Edward Robert Robson had trained under John Dobson in Newcastle before moving to London to work for Sir George Gilbert Scott’s practice. The design for the Mowbray Almshouses follows Gilbert Scott’s and Pugin’s notion of recreating medieval architecture in the contemporary world.

21 Almshouses

The foundation stone to the earlier almshouses is now lodged in the sunken garden wall opposite these buildings.  This stone records the date of 1721, which relates to the first almshouses on this site. Canon John Laurence is named as the originator, with the 1872 rebuilding here being credited to Canon Cockin.  In both dates, the contribution of the women has been ignored.

These almshouses back onto Crowtree Road, most of which is now taken up with The Bridges shopping centre. However, just along from this and still behind the almshouses are Maritime Terrace/Street, leading into Blandford Street. Blandford Street was originally domestic housing, but over the years developed into a busy shopping street that has most recently been pedestrianised. At the Crowtree Road end of Blandford street is Maritime Terrace.
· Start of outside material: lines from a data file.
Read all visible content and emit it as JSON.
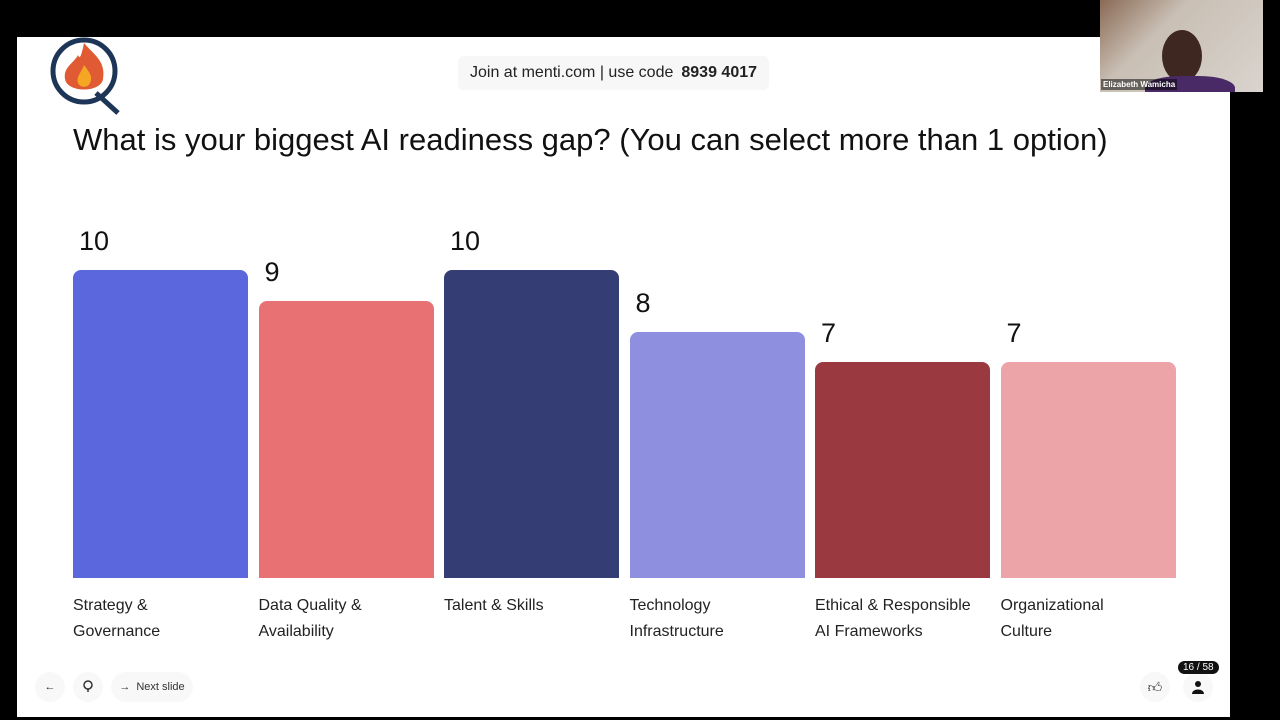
{
  "header": {
    "join_text": "Join at menti.com | use code",
    "code": "8939 4017"
  },
  "question": "What is your biggest AI readiness gap? (You can select more than 1 option)",
  "chart_data": {
    "type": "bar",
    "categories": [
      "Strategy & Governance",
      "Data Quality & Availability",
      "Talent & Skills",
      "Technology Infrastructure",
      "Ethical & Responsible AI Frameworks",
      "Organizational Culture"
    ],
    "category_lines": [
      [
        "Strategy &",
        "Governance"
      ],
      [
        "Data Quality &",
        "Availability"
      ],
      [
        "Talent & Skills",
        ""
      ],
      [
        "Technology",
        "Infrastructure"
      ],
      [
        "Ethical & Responsible",
        "AI Frameworks"
      ],
      [
        "Organizational",
        "Culture"
      ]
    ],
    "values": [
      10,
      9,
      10,
      8,
      7,
      7
    ],
    "value_labels": [
      "10",
      "9",
      "10",
      "8",
      "7",
      "7"
    ],
    "colors": [
      "#5b67dc",
      "#e87174",
      "#353d75",
      "#8f8fe0",
      "#9a3a40",
      "#eca4a8"
    ],
    "ylim": [
      0,
      10
    ]
  },
  "controls": {
    "next_label": "Next slide",
    "slide_counter": "16 / 58"
  },
  "webcam": {
    "name": "Elizabeth Wamicha"
  }
}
The name of the street is derived from the fact that this bordered the old seamen’s almshouses, as shown in this map of the area from 1910.

Image courtesy of Sunderland Antiquarian Society.
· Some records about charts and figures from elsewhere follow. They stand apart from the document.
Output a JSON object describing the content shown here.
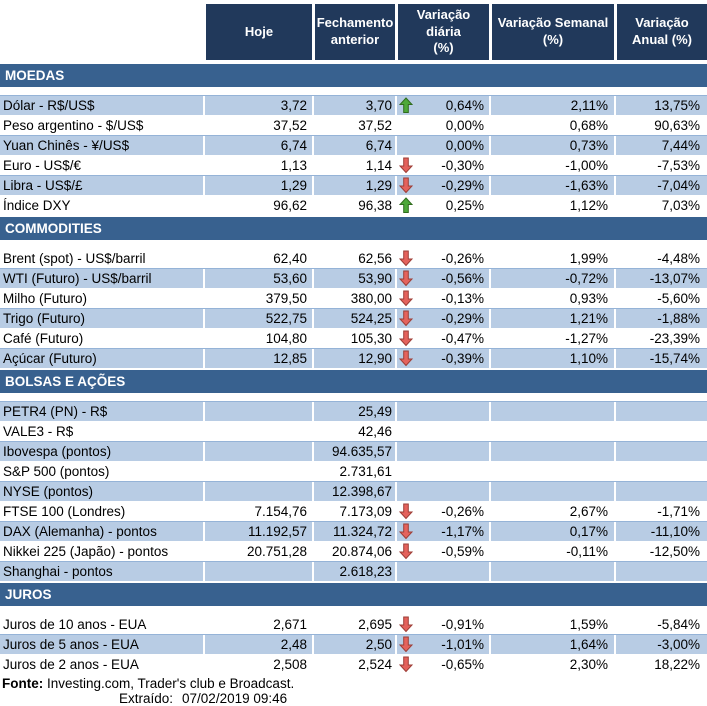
{
  "columns": [
    "",
    "Hoje",
    "Fechamento\nanterior",
    "Variação diária\n(%)",
    "Variação Semanal\n(%)",
    "Variação\nAnual (%)"
  ],
  "sections": [
    {
      "title": "MOEDAS",
      "rows": [
        {
          "label": "Dólar - R$/US$",
          "hoje": "3,72",
          "fechamento": "3,70",
          "arrow": "up",
          "var_diaria": "0,64%",
          "var_semanal": "2,11%",
          "var_anual": "13,75%"
        },
        {
          "label": "Peso argentino - $/US$",
          "hoje": "37,52",
          "fechamento": "37,52",
          "arrow": "",
          "var_diaria": "0,00%",
          "var_semanal": "0,68%",
          "var_anual": "90,63%"
        },
        {
          "label": "Yuan Chinês - ¥/US$",
          "hoje": "6,74",
          "fechamento": "6,74",
          "arrow": "",
          "var_diaria": "0,00%",
          "var_semanal": "0,73%",
          "var_anual": "7,44%"
        },
        {
          "label": "Euro - US$/€",
          "hoje": "1,13",
          "fechamento": "1,14",
          "arrow": "down",
          "var_diaria": "-0,30%",
          "var_semanal": "-1,00%",
          "var_anual": "-7,53%"
        },
        {
          "label": "Libra - US$/£",
          "hoje": "1,29",
          "fechamento": "1,29",
          "arrow": "down",
          "var_diaria": "-0,29%",
          "var_semanal": "-1,63%",
          "var_anual": "-7,04%"
        },
        {
          "label": "Índice DXY",
          "hoje": "96,62",
          "fechamento": "96,38",
          "arrow": "up",
          "var_diaria": "0,25%",
          "var_semanal": "1,12%",
          "var_anual": "7,03%"
        }
      ]
    },
    {
      "title": "COMMODITIES",
      "rows": [
        {
          "label": "Brent (spot) - US$/barril",
          "hoje": "62,40",
          "fechamento": "62,56",
          "arrow": "down",
          "var_diaria": "-0,26%",
          "var_semanal": "1,99%",
          "var_anual": "-4,48%"
        },
        {
          "label": "WTI (Futuro) - US$/barril",
          "hoje": "53,60",
          "fechamento": "53,90",
          "arrow": "down",
          "var_diaria": "-0,56%",
          "var_semanal": "-0,72%",
          "var_anual": "-13,07%"
        },
        {
          "label": "Milho (Futuro)",
          "hoje": "379,50",
          "fechamento": "380,00",
          "arrow": "down",
          "var_diaria": "-0,13%",
          "var_semanal": "0,93%",
          "var_anual": "-5,60%"
        },
        {
          "label": "Trigo (Futuro)",
          "hoje": "522,75",
          "fechamento": "524,25",
          "arrow": "down",
          "var_diaria": "-0,29%",
          "var_semanal": "1,21%",
          "var_anual": "-1,88%"
        },
        {
          "label": "Café (Futuro)",
          "hoje": "104,80",
          "fechamento": "105,30",
          "arrow": "down",
          "var_diaria": "-0,47%",
          "var_semanal": "-1,27%",
          "var_anual": "-23,39%"
        },
        {
          "label": "Açúcar (Futuro)",
          "hoje": "12,85",
          "fechamento": "12,90",
          "arrow": "down",
          "var_diaria": "-0,39%",
          "var_semanal": "1,10%",
          "var_anual": "-15,74%"
        }
      ]
    },
    {
      "title": "BOLSAS E AÇÕES",
      "rows": [
        {
          "label": "PETR4 (PN) - R$",
          "hoje": "",
          "fechamento": "25,49",
          "arrow": "",
          "var_diaria": "",
          "var_semanal": "",
          "var_anual": ""
        },
        {
          "label": "VALE3 - R$",
          "hoje": "",
          "fechamento": "42,46",
          "arrow": "",
          "var_diaria": "",
          "var_semanal": "",
          "var_anual": ""
        },
        {
          "label": "Ibovespa (pontos)",
          "hoje": "",
          "fechamento": "94.635,57",
          "arrow": "",
          "var_diaria": "",
          "var_semanal": "",
          "var_anual": ""
        },
        {
          "label": "S&P 500 (pontos)",
          "hoje": "",
          "fechamento": "2.731,61",
          "arrow": "",
          "var_diaria": "",
          "var_semanal": "",
          "var_anual": ""
        },
        {
          "label": "NYSE (pontos)",
          "hoje": "",
          "fechamento": "12.398,67",
          "arrow": "",
          "var_diaria": "",
          "var_semanal": "",
          "var_anual": ""
        },
        {
          "label": "FTSE 100 (Londres)",
          "hoje": "7.154,76",
          "fechamento": "7.173,09",
          "arrow": "down",
          "var_diaria": "-0,26%",
          "var_semanal": "2,67%",
          "var_anual": "-1,71%"
        },
        {
          "label": "DAX (Alemanha) - pontos",
          "hoje": "11.192,57",
          "fechamento": "11.324,72",
          "arrow": "down",
          "var_diaria": "-1,17%",
          "var_semanal": "0,17%",
          "var_anual": "-11,10%"
        },
        {
          "label": "Nikkei 225 (Japão) - pontos",
          "hoje": "20.751,28",
          "fechamento": "20.874,06",
          "arrow": "down",
          "var_diaria": "-0,59%",
          "var_semanal": "-0,11%",
          "var_anual": "-12,50%"
        },
        {
          "label": "Shanghai - pontos",
          "hoje": "",
          "fechamento": "2.618,23",
          "arrow": "",
          "var_diaria": "",
          "var_semanal": "",
          "var_anual": ""
        }
      ]
    },
    {
      "title": "JUROS",
      "rows": [
        {
          "label": "Juros de 10 anos - EUA",
          "hoje": "2,671",
          "fechamento": "2,695",
          "arrow": "down",
          "var_diaria": "-0,91%",
          "var_semanal": "1,59%",
          "var_anual": "-5,84%"
        },
        {
          "label": "Juros de 5 anos - EUA",
          "hoje": "2,48",
          "fechamento": "2,50",
          "arrow": "down",
          "var_diaria": "-1,01%",
          "var_semanal": "1,64%",
          "var_anual": "-3,00%"
        },
        {
          "label": "Juros de 2 anos - EUA",
          "hoje": "2,508",
          "fechamento": "2,524",
          "arrow": "down",
          "var_diaria": "-0,65%",
          "var_semanal": "2,30%",
          "var_anual": "18,22%"
        }
      ]
    }
  ],
  "footer": {
    "fonte_label": "Fonte:",
    "fonte_text": " Investing.com, Trader's club e Broadcast.",
    "extraido_label": "Extraído:",
    "extraido_value": "07/02/2019 09:46"
  },
  "icons": {
    "up": "arrow-up-icon",
    "down": "arrow-down-icon"
  },
  "colors": {
    "header_bg": "#21395B",
    "band_bg": "#38618F",
    "row_shade": "#B8CCE4",
    "row_hairline": "#95B3D7",
    "arrow_up_fill": "#4EA83A",
    "arrow_up_stroke": "#2F6B1D",
    "arrow_down_fill": "#E4625C",
    "arrow_down_stroke": "#9C3D36"
  }
}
This photo from the 1930s shows the buildings as they were rebuilt in 1819. By this time, Blandford Street (in the distance) had been developed as a commercial area.  If you look carefully, there are milk bottles on the doorsteps, indicating that this was taken early in the morning.

Image courtesy of Sunderland Antiquarian Society.

Back in The Green, the sunken garden was developed in 2020 and features walls made from bricks and stones reclaimed from the land during its redevelopment. There are several of the old street names from this area embedded in the wall, and a helpful sign explains the changed geography of this area.  The seating around the edge of the sunken garden provides a restful haven.